MILLER: The presence of two or more stressors can actually create a much stronger effect negative impact on the host or the organism.
SUZUKI: That means disease outbreaks in warming waters can be much worse. In some cases, Miller found that a temperature increase of less than 5 degrees Fahrenheit meant a 60 percent increase in the presence of a pathogen.
But her program has developed a new tool to map these diseases and stressors. It turns out that, when a salmon experiences something like higher-than-normal temperatures, that stress activates a unique genetic response.
MILLER: So a thermal stress will cause a general stress response, but it will also cause the activation of a specific series of genes that will be turned on to make proteins to respond to that thermal assault.
SUZUKI: When that same salmon experiences a different stressor like saltier water, that activates a different genetic response. And Miller and her program can read those signs.
MILLER: What that allows you to do, it allows you to go out into the field and map stressors -- map stressors not just by measuring things in the field but by actually measuring these gene responses in salmon.
SUZUKI: Miller’s program used this technique to look at how disease outbreaks in salmon overlap with other environmental factors—and to show that rising temperatures are fueling those outbreaks. And she says this is a big breakthrough for researchers trying to protect salmon and other keystone species.
MILLER: The reason that that's important is we can't control and mitigate everything.

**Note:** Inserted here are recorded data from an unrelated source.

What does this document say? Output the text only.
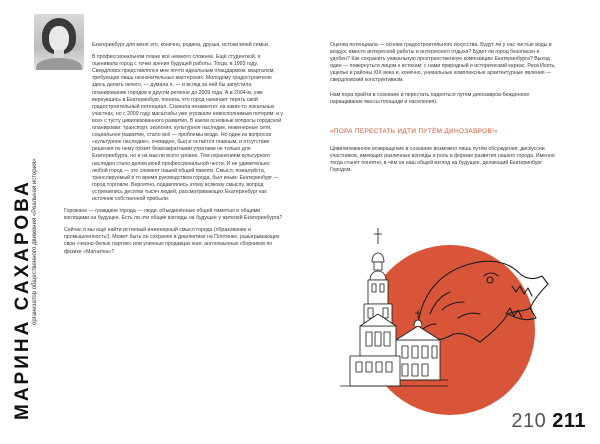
МАРИНА САХАРОВА организатор общественного движения «Реальная история»

Екатеринбург для меня это, конечно, родина, друзья, истоки моей семьи.

В профессиональном плане всё немного сложнее. Ещё студенткой, я оценивала город с точки зрения будущей работы. Тогда, в 1993 году, Свердловск представлялся мне почти идеальным плацдармом: кварталом, требующих лишь незначительных мастерских. Молодому градостроителю здесь делать нечего, — думала я, — и вслед за ней бы запустила планирование городов в другом регионе до 2009 года. А в 2004-м, уже вернувшись в Екатеринбург, поняла, что город начинает терять свой градостроительный потенциал. Сначала незаметно: на каких-то локальных участках, но с 2009 году масштабы уже угрожали невосполнимым потерям: и у всех с тусту цивилизованного развития. В каком основные вопросы городской планировки: транспорт, экология, культурное наследие, инженерные сети, социальное развитие, стало всё — проблемы везде. Но один из вопросов «культурное наследие», очевидно, был и остаётся главным, и отсутствие решения по нему грозит безвозвратными утратами не только для Екатеринбурга, но и на мысли всего уровне. Тем охранением культурного наследия стало делом моей профессиональной чести. И не удивительно: любой город — это элемент нашей общей памяти. Смысл, пожалуйста, транслируемый в то время руководством города, был иным: Екатеринбург — город торговли. Вероятно, подавлялись этому всякому смыслу, вопрод устремились десятки тысяч людей, рассматривающих Екатеринбург как источник собственной прибыли.

Горожане — граждане города — люди, объединённые общей памятью и общими взглядами на будущее. Есть ли эти общие взгляды на будущее у жителей Екатеринбурга?

Сейчас я мы ещё найти истинный инженерный смысл города (образование и промышленность!). Может быть он сохранен в диалектике на Плотинке, разыгрывающих свои «черно-белые партии» или уличных продавцах книг, англоязычных сборников по физике «Магнитка»?

Оценка потенциала — основа градостроительного искусства. Будут ли у нас чистые воды в воздух, вместе интересной работы и интересного отдыха? Будет ли город безопасен и удобен? Как сохранить уникальную пространственную композицию Екатеринбурга? Выход один — повернуться лицом к истокам: с нами природный и исторический каркас. Река Исеть, ущелье и районы XIX века и, конечно, уникальные комплексные архитектурные явления — свердловский конструктивизм.

Нам пора прийти в сознание и перестать надеяться путём динозавров-бежденное наращивание массы площади и населения).

«ПОРА ПЕРЕСТАТЬ ИДТИ ПУТЁМ ДИНОЗАВРОВ!»

Цивилизованное возвращение в сознание возможно лишь путём обсуждения, дискуссии участников, имеющих различные взгляды и роль в формах развития нашего города. Именно тогда станет понятно, в чём он наш общей взгляд на будущее, делающий Екатеринбург Городом.

210 211
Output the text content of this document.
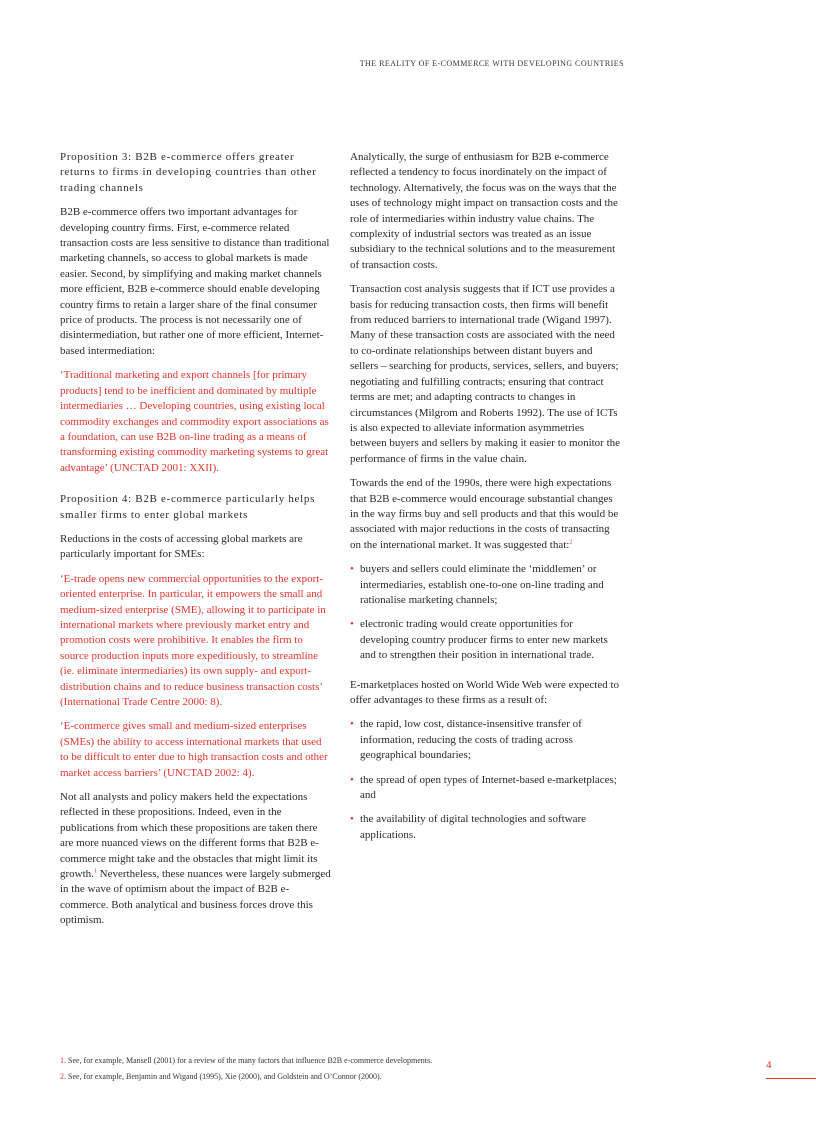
THE REALITY OF E-COMMERCE WITH DEVELOPING COUNTRIES

Proposition 3: B2B e-commerce offers greater returns to firms in developing countries than other trading channels

B2B e-commerce offers two important advantages for developing country firms. First, e-commerce related transaction costs are less sensitive to distance than traditional marketing channels, so access to global markets is made easier. Second, by simplifying and making market channels more efficient, B2B e-commerce should enable developing country firms to retain a larger share of the final consumer price of products. The process is not necessarily one of disintermediation, but rather one of more efficient, Internet-based intermediation:

‘Traditional marketing and export channels [for primary products] tend to be inefficient and dominated by multiple intermediaries … Developing countries, using existing local commodity exchanges and commodity export associations as a foundation, can use B2B on-line trading as a means of transforming existing commodity marketing systems to great advantage’ (UNCTAD 2001: XXII).

Proposition 4: B2B e-commerce particularly helps smaller firms to enter global markets

Reductions in the costs of accessing global markets are particularly important for SMEs:

‘E-trade opens new commercial opportunities to the export-oriented enterprise. In particular, it empowers the small and medium-sized enterprise (SME), allowing it to participate in international markets where previously market entry and promotion costs were prohibitive. It enables the firm to source production inputs more expeditiously, to streamline (ie. eliminate intermediaries) its own supply- and export-distribution chains and to reduce business transaction costs’ (International Trade Centre 2000: 8).

‘E-commerce gives small and medium-sized enterprises (SMEs) the ability to access international markets that used to be difficult to enter due to high transaction costs and other market access barriers’ (UNCTAD 2002: 4).

Not all analysts and policy makers held the expectations reflected in these propositions. Indeed, even in the publications from which these propositions are taken there are more nuanced views on the different forms that B2B e-commerce might take and the obstacles that might limit its growth.$^1$ Nevertheless, these nuances were largely submerged in the wave of optimism about the impact of B2B e-commerce. Both analytical and business forces drove this optimism.

Analytically, the surge of enthusiasm for B2B e-commerce reflected a tendency to focus inordinately on the impact of technology. Alternatively, the focus was on the ways that the uses of technology might impact on transaction costs and the role of intermediaries within industry value chains. The complexity of industrial sectors was treated as an issue subsidiary to the technical solutions and to the measurement of transaction costs.

Transaction cost analysis suggests that if ICT use provides a basis for reducing transaction costs, then firms will benefit from reduced barriers to international trade (Wigand 1997). Many of these transaction costs are associated with the need to co-ordinate relationships between distant buyers and sellers – searching for products, services, sellers, and buyers; negotiating and fulfilling contracts; ensuring that contract terms are met; and adapting contracts to changes in circumstances (Milgrom and Roberts 1992). The use of ICTs is also expected to alleviate information asymmetries between buyers and sellers by making it easier to monitor the performance of firms in the value chain.

Towards the end of the 1990s, there were high expectations that B2B e-commerce would encourage substantial changes in the way firms buy and sell products and that this would be associated with major reductions in the costs of transacting on the international market. It was suggested that:$^2$

• buyers and sellers could eliminate the ‘middlemen’ or intermediaries, establish one-to-one on-line trading and rationalise marketing channels;
• electronic trading would create opportunities for developing country producer firms to enter new markets and to strengthen their position in international trade.

E-marketplaces hosted on World Wide Web were expected to offer advantages to these firms as a result of:

• the rapid, low cost, distance-insensitive transfer of information, reducing the costs of trading across geographical boundaries;
• the spread of open types of Internet-based e-marketplaces; and
• the availability of digital technologies and software applications.
1. See, for example, Mansell (2001) for a review of the many factors that influence B2B e-commerce developments.
2. See, for example, Benjamin and Wigand (1995), Xie (2000), and Goldstein and O’Connor (2000).
4
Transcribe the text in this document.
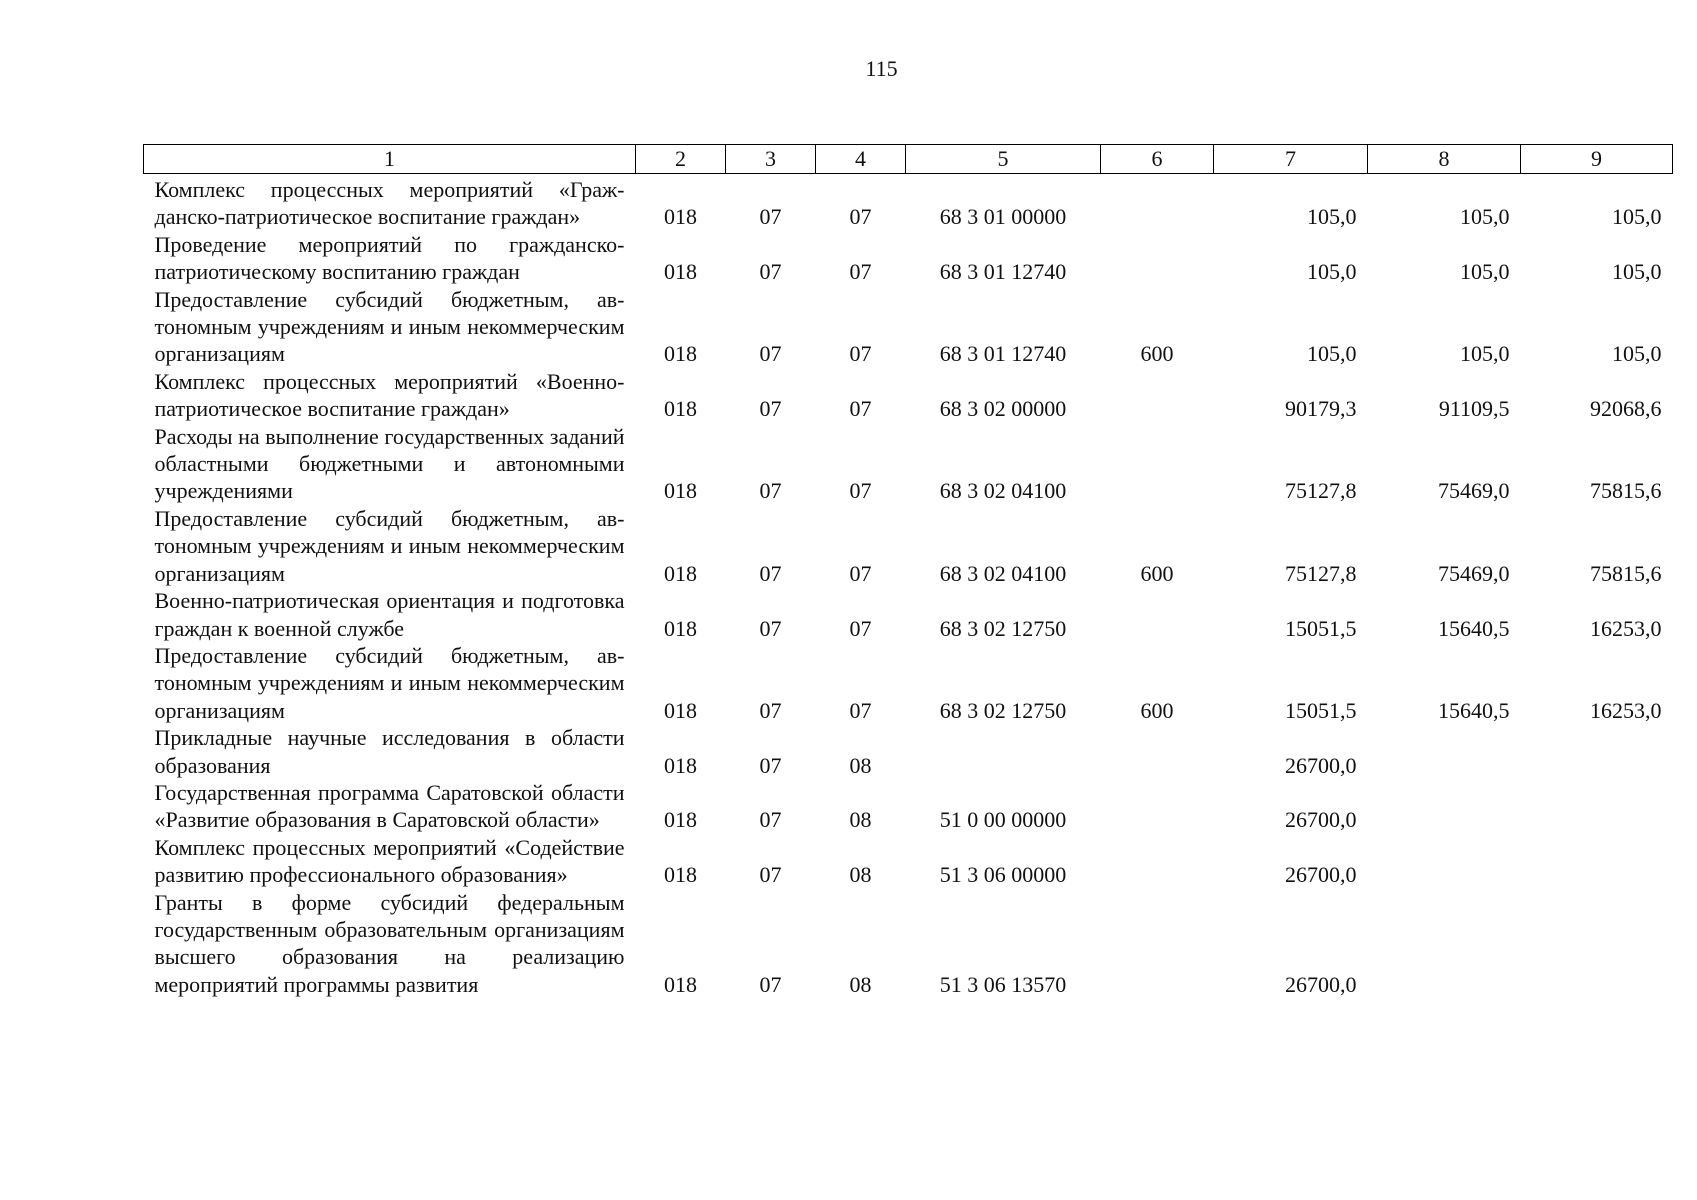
115
1	2	3	4	5	6	7	8	9
Комплекс процессных мероприятий «Гражданско-патриотическое воспитание граждан»	018	07	07	68 3 01 00000		105,0	105,0	105,0
Проведение мероприятий по гражданско-патриотическому воспитанию граждан	018	07	07	68 3 01 12740		105,0	105,0	105,0
Предоставление субсидий бюджетным, автономным учреждениям и иным некоммерческим организациям	018	07	07	68 3 01 12740	600	105,0	105,0	105,0
Комплекс процессных мероприятий «Военно-патриотическое воспитание граждан»	018	07	07	68 3 02 00000		90179,3	91109,5	92068,6
Расходы на выполнение государственных заданий областными бюджетными и автономными учреждениями	018	07	07	68 3 02 04100		75127,8	75469,0	75815,6
Предоставление субсидий бюджетным, автономным учреждениям и иным некоммерческим организациям	018	07	07	68 3 02 04100	600	75127,8	75469,0	75815,6
Военно-патриотическая ориентация и подготовка граждан к военной службе	018	07	07	68 3 02 12750		15051,5	15640,5	16253,0
Предоставление субсидий бюджетным, автономным учреждениям и иным некоммерческим организациям	018	07	07	68 3 02 12750	600	15051,5	15640,5	16253,0
Прикладные научные исследования в области образования	018	07	08			26700,0		
Государственная программа Саратовской области «Развитие образования в Саратовской области»	018	07	08	51 0 00 00000		26700,0		
Комплекс процессных мероприятий «Содействие развитию профессионального образования»	018	07	08	51 3 06 00000		26700,0		
Гранты в форме субсидий федеральным государственным образовательным организациям высшего образования на реализацию мероприятий программы развития	018	07	08	51 3 06 13570		26700,0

An so if you know what those relationships are and you can say I can't do anything about you know the the prevalence of this infectious agent but I can do something about the level of oxygen in this area or or whatever whatever then you can mitigate that and try to bring down the level of stress and disease.
SUZUKI: For a species like salmon, Miller says mitigating the factors we have control over could make the difference between extinction and a sustainable population.
For Living on Earth, I’m Kori Suzuki.
CURWOOD: Freelance reporter Kori Suzuki’s story comes to us with support from the National Science Writers Association.